The water vapor collection efficiency can be calculated by the following commonly used formula in this field [6,44]:

$$\eta ={\displaystyle \frac{m{H}_{LV}}{E_i}}$$

(1)

In this equation, m is the mass of water that decreases per unit time and unit area, H_LV is the evaporation enthalpy, and E_i is the light intensity.

According to the given formula, the water vapor collection efficiency of PS-PDA with PDA content ranging from 1% to 7% has been calculated and is illustrated in

Table 1. Evaporation efficiency of PS-PDA doped with different PDA concentrations.

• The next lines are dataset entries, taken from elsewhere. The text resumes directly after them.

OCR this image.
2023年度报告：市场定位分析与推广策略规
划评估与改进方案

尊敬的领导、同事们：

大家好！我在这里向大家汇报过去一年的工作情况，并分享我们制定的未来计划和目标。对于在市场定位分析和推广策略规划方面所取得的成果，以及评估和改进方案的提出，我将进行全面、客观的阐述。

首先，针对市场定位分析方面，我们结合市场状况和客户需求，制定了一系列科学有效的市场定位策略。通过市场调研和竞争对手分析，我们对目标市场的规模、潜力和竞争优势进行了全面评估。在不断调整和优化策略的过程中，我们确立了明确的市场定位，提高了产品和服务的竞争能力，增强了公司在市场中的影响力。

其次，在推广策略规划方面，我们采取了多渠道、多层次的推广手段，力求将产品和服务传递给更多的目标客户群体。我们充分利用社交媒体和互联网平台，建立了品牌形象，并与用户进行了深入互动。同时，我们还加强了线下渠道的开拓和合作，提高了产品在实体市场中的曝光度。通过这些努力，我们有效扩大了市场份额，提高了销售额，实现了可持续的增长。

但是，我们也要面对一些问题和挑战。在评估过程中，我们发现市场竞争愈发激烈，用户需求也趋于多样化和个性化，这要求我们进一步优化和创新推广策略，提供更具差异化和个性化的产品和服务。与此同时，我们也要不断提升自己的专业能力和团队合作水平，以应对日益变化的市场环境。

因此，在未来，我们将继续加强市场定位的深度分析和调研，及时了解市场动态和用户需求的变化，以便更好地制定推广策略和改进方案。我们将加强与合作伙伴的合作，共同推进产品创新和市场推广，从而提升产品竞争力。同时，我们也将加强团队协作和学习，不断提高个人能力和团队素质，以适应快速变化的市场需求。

Group	1-Top	1-Bottom	3-Top	3-Bottom	5-Top	5-Bottom	7-Top	7-Bottom
Efficiency	53%	53%	59%	54%	77%	78%	69%	63%

and Figure 5D. Remarkably, for PS-PDA with 5% PDA doping, the efficiency under one sun has exceeded 75%, higher than that of metal nanoparticles and graphene oxide. These efficiencies highlight the competitive performance of PS-PDA photothermal materials, showcasing the potential of PDA-PDA materials in solar-driven applications for water treatment and evaporation systems. This is because PDA has an absorption spectrum that closely matches the solar spectrum, and the porous nature of PS-PDA helps water transport from the liquid to the surface for evaporation.

3.5. Solar-Driven Interfacial Water Evaporation Test Outdoors

To explore the practical application possibilities of the PS-PDA evaporators, we further performed water vapor collection tests on the 5% PDA-doped PS-PDA interface evaporator under outdoor solar radiation, as shown in Figure 6A. For comparison, contrast tests were conducted under indoor conditions of 25 °C and 52% air humidity, as well as outdoor conditions of 36 °C and 56% air humidity. The results are plotted in Figure 6B. During the indoor test, the mass of the test water decreased from 80 g to 79.76 g. The relatively weak indoor sunlight led to a lower photon energy absorption by the PS-PDA interface evaporator. In contrast, during the outdoor testing, the mass of the test water decreased from 79.8 g to 78.44 g. The efficiency observed in the outdoor test is in close agreement with the results of other photothermal conversion water vapor harvesting devices. These findings support the practical applicability of the PS-PDA evaporators in real-world settings.

4. Conclusions

In this study, we present a novel solar evaporator design with exceptional performance metrics, including high photothermal conversion efficiency, cost-effectiveness, and environment-friendly. The solar evaporator is a PS-PDA composite porous structure prepared through a NaCl template method. The absorption spectrum of PDA particles closely matches the photon absorption characteristics of the solar spectrum, while PS’s porous structure and density that are similar to water enable its self-floating manner. This composite porous structure exhibits not only high photothermal conversion efficiency but also efficient water transmission. Our study demonstrates that a 5% PDA doping level in PS achieves the optimal water vapor collection efficiency, surpassing 75%. One of the key advantages of this solar evaporator is its use of readily available and environmentally friendly materials. The raw materials, including food-grade PS and biomass-derived PDA, are common and inexpensive. Additionally, the preparation process is simple and scalable, making it suitable for large-scale applications. Overall, the PS-PDA solar evaporator represents a significant advancement in solar evaporation technology, offering a sustainable solution for water-scarce regions. Its high efficiency, low cost, and eco-friendly nature make it a promising candidate for addressing the global water crisis.